Es geht um meinem Mann. Wir führen seit 7 Jahren eine Beziehung und sind seit zwei Jahren verheiratet, haben einen 5 jährigen Sohn, leben gemeinsam.
Als ich meinen Mann kennen lernte, hatte ich mich grade erst aus einer desaströsen Beziehung gelöst, in der ich viel zu lang ausgeharrt habe. So wußte ich ziemlich genau, was ich auf keinen Fall wieder wollte und verlieh dem auch nachrücklich Ausdruck. Ich ahnte, dass noch zuviel Schmerz in mir lebendig war, um mich auf eine neue Beziehung einzulassen. Aber mein Wunsch, nach einer "starken Schulter" und Liebe, war stärker als meine Vernunft (wie so oft zuvor). Mein Mann wirkte damals so fest im Leben stehend, so stark, vernünftig, liebevoll, zärtlich. Balsam für meine Seele. Wir errichteten unsere Beziehung auf dem Fundament dessen, was uns (angeblich beiden) wichtig war: Ehrlichkeit.

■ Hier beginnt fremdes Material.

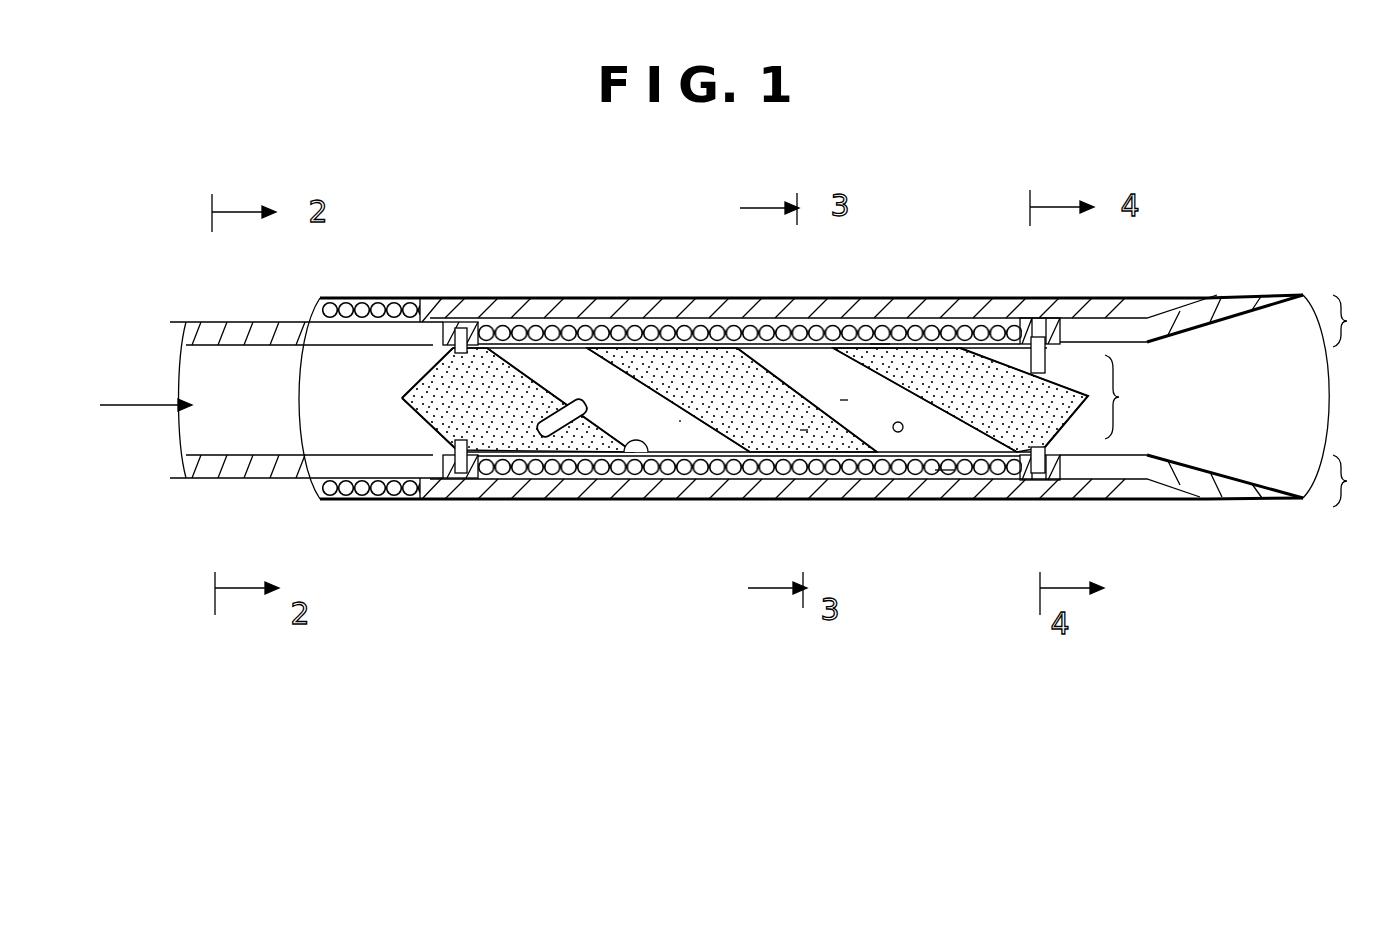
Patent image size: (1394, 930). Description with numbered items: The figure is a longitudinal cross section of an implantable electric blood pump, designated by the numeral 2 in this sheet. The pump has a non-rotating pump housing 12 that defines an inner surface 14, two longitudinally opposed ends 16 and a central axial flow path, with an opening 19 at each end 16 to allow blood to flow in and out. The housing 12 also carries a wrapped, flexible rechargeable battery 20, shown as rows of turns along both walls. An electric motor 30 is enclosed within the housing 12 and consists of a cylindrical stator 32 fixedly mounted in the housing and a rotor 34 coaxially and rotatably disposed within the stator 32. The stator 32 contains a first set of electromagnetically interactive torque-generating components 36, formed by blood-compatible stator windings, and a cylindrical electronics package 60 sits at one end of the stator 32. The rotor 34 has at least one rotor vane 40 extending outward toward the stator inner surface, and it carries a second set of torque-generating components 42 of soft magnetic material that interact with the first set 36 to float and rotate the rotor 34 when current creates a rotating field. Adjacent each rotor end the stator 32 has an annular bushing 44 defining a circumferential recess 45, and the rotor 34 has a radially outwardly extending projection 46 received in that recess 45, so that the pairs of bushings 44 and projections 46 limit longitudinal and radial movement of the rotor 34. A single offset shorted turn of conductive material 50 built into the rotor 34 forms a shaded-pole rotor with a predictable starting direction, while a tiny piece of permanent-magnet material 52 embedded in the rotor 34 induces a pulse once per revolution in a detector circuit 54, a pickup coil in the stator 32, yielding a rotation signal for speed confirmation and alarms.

The inhalation device 2 is at (242, 320).
The pump housing 12 is at (622, 292).
The inner surface 14 is at (784, 358).
The longitudinally opposed ends 16 is at (180, 333).
The opening 19 is at (183, 385).
The wrapped flexible rechargeable battery 20 is at (517, 305).
The electric motor 30 is at (673, 432).
The stator 32 is at (1363, 401).
The rotor 34 is at (1143, 397).
The first set of electromagnetically interactive torque-generating components 36 is at (878, 325).
The rotor vane 40 is at (806, 432).
The second set of torque-generating components 42 is at (843, 402).
The annular bushing 44 is at (458, 320).
The circumferential recess 45 is at (1042, 326).
The radially outwardly extending projection 46 is at (447, 456).
The shorted turn of highly conductive material 50 is at (543, 434).
The permanent-magnet material 52 is at (899, 433).
The detector circuit 54 is at (945, 470).
The cylindrical electronics package 60 is at (378, 292).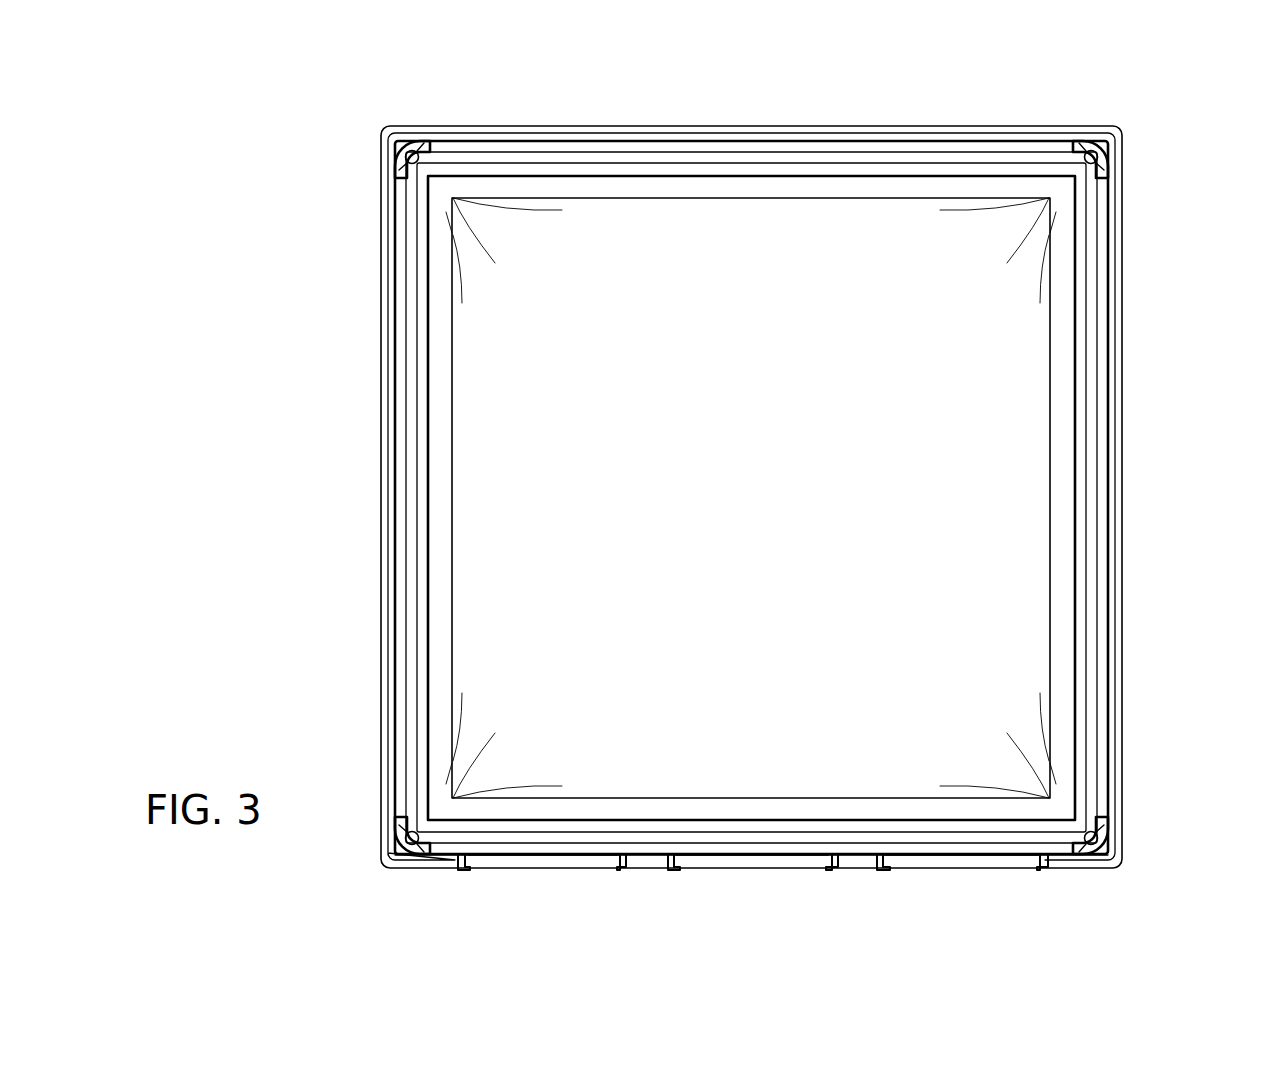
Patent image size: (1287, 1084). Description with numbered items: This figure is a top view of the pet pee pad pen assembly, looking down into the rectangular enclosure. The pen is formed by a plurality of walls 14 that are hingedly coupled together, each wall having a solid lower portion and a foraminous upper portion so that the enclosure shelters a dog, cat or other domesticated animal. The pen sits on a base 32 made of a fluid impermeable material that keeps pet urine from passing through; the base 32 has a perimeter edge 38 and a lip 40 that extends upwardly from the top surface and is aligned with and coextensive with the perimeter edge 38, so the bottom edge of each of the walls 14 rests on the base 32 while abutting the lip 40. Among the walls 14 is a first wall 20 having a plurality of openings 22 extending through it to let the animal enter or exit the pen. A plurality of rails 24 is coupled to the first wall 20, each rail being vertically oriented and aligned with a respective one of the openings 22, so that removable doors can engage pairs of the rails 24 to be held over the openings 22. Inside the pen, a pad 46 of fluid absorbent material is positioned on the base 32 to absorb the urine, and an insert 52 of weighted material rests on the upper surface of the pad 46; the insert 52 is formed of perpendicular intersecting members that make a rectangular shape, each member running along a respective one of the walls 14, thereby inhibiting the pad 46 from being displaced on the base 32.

The walls 14 is at (717, 140).
The first wall 20 is at (1048, 871).
The openings 22 is at (537, 862).
The rails 24 is at (461, 872).
The base 32 is at (503, 138).
The perimeter edge 38 is at (1125, 256).
The lip 40 is at (1112, 182).
The pad 46 is at (905, 265).
The insert 52 is at (526, 176).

Heute kann ich kaum begreifen, wie ich mich so täuschen konnte. Ich kann es mir nur so erklären, dass mein Mann den aufrichtigen Wunsch hatte, der Mensch zu sein, den ich brauchte und dass ich nur sah, was ich sehen wollte. Wir lebten ein Jahr ein ziemlich "junges" leben. Er Zivi, ich in der Ausbildung, aber darüber hinaus kaum Verantwortung, die wir zu tragen hatten. Lange Nächte, feiern, Freunde treffen, Filme schauen, arbeiten und alles von vorne. Kurz bevor ich meine Ausbildung beendete wurde ich ungeplant schwanger. Ich befand mich in einer Phase meines Lebens, in der ich mich selbst kaum spürte und in vollkommener Unordnung war.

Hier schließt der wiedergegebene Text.